Yang’s proposal isn’t isolated. Senator Cory Booker (D-NJ) recently introduced legislation to eliminate income tax on the first $75,000 of earnings, and Vinod Khosla, founder of Khosla Ventures, has advocated for eliminating income tax for those earning less than $100,000. However, according to the Bipartisan Policy Center, individuals making $100,000 or less contributed only about 15% of total income tax revenue last year.

The urgency behind these proposals stems from predictions of widespread job displacement due to AI. Anthropic CEO Dario Amodei has suggested AI could drive unemployment as high as 20%, although Mustafa Suleyman, Microsoft’s AI chief, believes most white-collar work could be automated within 18 months. Yang echoed these concerns, citing observations from a recent AI conference. “They said to me that what we’re going to see in the next six months outstrips what we’ve seen in the last ten years, as the rate of change is on a hockey stick and heading up,” he stated.

Recent labor market data shows early signs of strain, with unemployment ticking up to 4.4% last month and employers reporting 91,000 job losses.
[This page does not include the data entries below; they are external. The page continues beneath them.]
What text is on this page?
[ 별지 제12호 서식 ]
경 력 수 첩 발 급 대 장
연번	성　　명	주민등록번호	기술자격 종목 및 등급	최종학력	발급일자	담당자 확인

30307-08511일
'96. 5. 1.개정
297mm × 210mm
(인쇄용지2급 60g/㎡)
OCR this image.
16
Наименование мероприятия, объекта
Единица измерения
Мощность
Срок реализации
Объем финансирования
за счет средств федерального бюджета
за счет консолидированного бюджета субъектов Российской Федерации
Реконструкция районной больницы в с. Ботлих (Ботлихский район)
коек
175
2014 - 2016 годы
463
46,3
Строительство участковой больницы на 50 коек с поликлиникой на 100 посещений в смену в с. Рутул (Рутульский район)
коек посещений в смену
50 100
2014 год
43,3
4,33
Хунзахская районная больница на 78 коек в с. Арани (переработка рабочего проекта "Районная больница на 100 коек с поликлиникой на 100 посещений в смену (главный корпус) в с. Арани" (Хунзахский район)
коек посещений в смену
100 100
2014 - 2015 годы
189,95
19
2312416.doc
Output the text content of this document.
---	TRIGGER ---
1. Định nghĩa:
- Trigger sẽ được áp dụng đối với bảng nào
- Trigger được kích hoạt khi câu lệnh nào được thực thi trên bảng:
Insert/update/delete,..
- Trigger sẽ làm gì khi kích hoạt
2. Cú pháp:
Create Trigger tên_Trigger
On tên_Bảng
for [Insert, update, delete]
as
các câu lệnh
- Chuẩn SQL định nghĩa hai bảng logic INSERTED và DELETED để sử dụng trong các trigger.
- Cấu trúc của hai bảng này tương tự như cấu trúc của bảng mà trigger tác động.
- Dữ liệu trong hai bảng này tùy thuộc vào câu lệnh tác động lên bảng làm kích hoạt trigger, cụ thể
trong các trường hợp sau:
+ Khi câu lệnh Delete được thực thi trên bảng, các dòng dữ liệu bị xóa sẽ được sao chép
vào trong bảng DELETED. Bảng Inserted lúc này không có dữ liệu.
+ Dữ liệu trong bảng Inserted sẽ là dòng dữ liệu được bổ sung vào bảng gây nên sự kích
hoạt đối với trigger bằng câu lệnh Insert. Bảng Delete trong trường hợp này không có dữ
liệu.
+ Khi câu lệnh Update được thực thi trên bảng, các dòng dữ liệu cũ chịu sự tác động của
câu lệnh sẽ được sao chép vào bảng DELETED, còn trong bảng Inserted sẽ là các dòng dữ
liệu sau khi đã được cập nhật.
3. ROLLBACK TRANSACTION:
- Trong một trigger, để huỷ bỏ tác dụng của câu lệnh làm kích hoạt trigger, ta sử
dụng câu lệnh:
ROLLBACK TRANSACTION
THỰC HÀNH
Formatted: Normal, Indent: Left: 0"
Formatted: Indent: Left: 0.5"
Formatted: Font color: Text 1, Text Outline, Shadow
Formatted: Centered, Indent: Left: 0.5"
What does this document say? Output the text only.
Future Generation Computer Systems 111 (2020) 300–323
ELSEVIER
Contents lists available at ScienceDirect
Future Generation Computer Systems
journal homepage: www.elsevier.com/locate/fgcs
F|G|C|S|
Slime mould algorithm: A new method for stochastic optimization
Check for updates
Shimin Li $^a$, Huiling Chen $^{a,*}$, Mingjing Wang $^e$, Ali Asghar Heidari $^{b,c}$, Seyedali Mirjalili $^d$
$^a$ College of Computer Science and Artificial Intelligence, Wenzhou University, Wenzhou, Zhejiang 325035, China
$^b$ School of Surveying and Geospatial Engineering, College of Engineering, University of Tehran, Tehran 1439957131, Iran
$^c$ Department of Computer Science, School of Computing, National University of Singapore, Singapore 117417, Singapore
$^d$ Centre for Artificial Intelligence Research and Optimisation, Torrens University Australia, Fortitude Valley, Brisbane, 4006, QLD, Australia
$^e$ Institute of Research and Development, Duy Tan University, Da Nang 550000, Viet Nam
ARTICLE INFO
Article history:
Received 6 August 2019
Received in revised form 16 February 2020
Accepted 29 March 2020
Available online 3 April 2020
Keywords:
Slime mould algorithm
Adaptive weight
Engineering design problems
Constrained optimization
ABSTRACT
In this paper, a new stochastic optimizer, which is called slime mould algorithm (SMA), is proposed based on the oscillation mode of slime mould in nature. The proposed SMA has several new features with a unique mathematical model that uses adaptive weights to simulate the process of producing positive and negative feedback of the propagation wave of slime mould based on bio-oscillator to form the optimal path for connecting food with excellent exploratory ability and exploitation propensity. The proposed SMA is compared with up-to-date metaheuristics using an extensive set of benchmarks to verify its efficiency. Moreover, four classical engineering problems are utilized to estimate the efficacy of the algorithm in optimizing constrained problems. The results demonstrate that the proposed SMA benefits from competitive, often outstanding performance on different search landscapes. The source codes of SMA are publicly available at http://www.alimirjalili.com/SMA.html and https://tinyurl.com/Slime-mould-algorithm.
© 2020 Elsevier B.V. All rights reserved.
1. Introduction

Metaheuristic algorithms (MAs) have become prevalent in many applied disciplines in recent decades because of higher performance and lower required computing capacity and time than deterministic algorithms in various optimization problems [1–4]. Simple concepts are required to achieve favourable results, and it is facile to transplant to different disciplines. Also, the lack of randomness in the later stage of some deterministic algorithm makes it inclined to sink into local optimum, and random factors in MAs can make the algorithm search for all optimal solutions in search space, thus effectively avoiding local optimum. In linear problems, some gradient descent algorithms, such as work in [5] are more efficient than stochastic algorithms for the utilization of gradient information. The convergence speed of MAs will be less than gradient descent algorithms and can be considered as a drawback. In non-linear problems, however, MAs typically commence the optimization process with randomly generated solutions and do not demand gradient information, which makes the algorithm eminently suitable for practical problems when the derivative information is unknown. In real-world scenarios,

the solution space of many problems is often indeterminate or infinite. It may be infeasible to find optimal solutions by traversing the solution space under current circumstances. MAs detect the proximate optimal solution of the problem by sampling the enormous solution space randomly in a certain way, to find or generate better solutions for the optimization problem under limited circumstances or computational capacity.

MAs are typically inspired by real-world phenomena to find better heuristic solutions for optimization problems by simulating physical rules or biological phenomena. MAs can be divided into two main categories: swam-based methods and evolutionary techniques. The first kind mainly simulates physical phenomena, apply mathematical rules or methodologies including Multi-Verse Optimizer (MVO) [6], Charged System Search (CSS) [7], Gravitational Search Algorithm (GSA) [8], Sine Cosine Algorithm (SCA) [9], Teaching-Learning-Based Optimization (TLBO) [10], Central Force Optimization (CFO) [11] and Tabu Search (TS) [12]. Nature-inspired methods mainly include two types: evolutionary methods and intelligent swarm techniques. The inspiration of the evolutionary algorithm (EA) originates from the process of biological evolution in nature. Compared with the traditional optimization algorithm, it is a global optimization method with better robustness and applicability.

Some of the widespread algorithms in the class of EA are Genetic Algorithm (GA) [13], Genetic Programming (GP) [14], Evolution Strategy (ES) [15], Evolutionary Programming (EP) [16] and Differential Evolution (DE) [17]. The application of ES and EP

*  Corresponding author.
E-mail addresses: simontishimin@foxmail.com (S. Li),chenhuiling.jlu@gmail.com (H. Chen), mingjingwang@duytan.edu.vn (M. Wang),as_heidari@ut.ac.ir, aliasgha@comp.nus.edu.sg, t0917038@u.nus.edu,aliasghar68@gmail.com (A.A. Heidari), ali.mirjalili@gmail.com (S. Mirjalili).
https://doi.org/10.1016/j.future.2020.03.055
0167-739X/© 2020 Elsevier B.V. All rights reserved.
Several tech companies, including Block and Atlassian, have attributed recent layoffs to increased efficiency driven by AI. OpenAI’s Sam Altman has cautioned against companies falsely attributing job cuts to AI, a practice he termed “AI washing.”

While Yang proposes taxing AI directly, others believe the focus should be on the tasks robots perform. Zak Kidd, founder of AI-powered tech firm AskHumans, is pitching a “tax the task” model to governors across the country. This model would levy a fee on businesses for each activity performed by a humanoid robot that replaces a human worker, effectively replacing lost tax revenue. Kidd illustrated the concept with the example of a hotel replacing a $28-per-hour housekeeper with a $2-per-hour robot, arguing that even with a tax, the overall cost would still be lower for the business.

Kidd believes taxing AI itself is impractical due to the increasing integration of AI into various workflows, making it difficult to delineate where AI ends and human interpretation begins. He views AI as augmenting knowledge work, while robotics poses a more direct threat to manual labor. “I see AI as an augmentation of knowledge work,” he said. “But I see robotics, humanoid robotics as a replacement for manual work.”

As of Friday, March 13, 2026, no federal legislation has been proposed to implement either Yang’s or Kidd’s proposals. The Treasury Department has not issued a statement regarding the potential for shifting tax burdens from labor to AI or robotic tasks.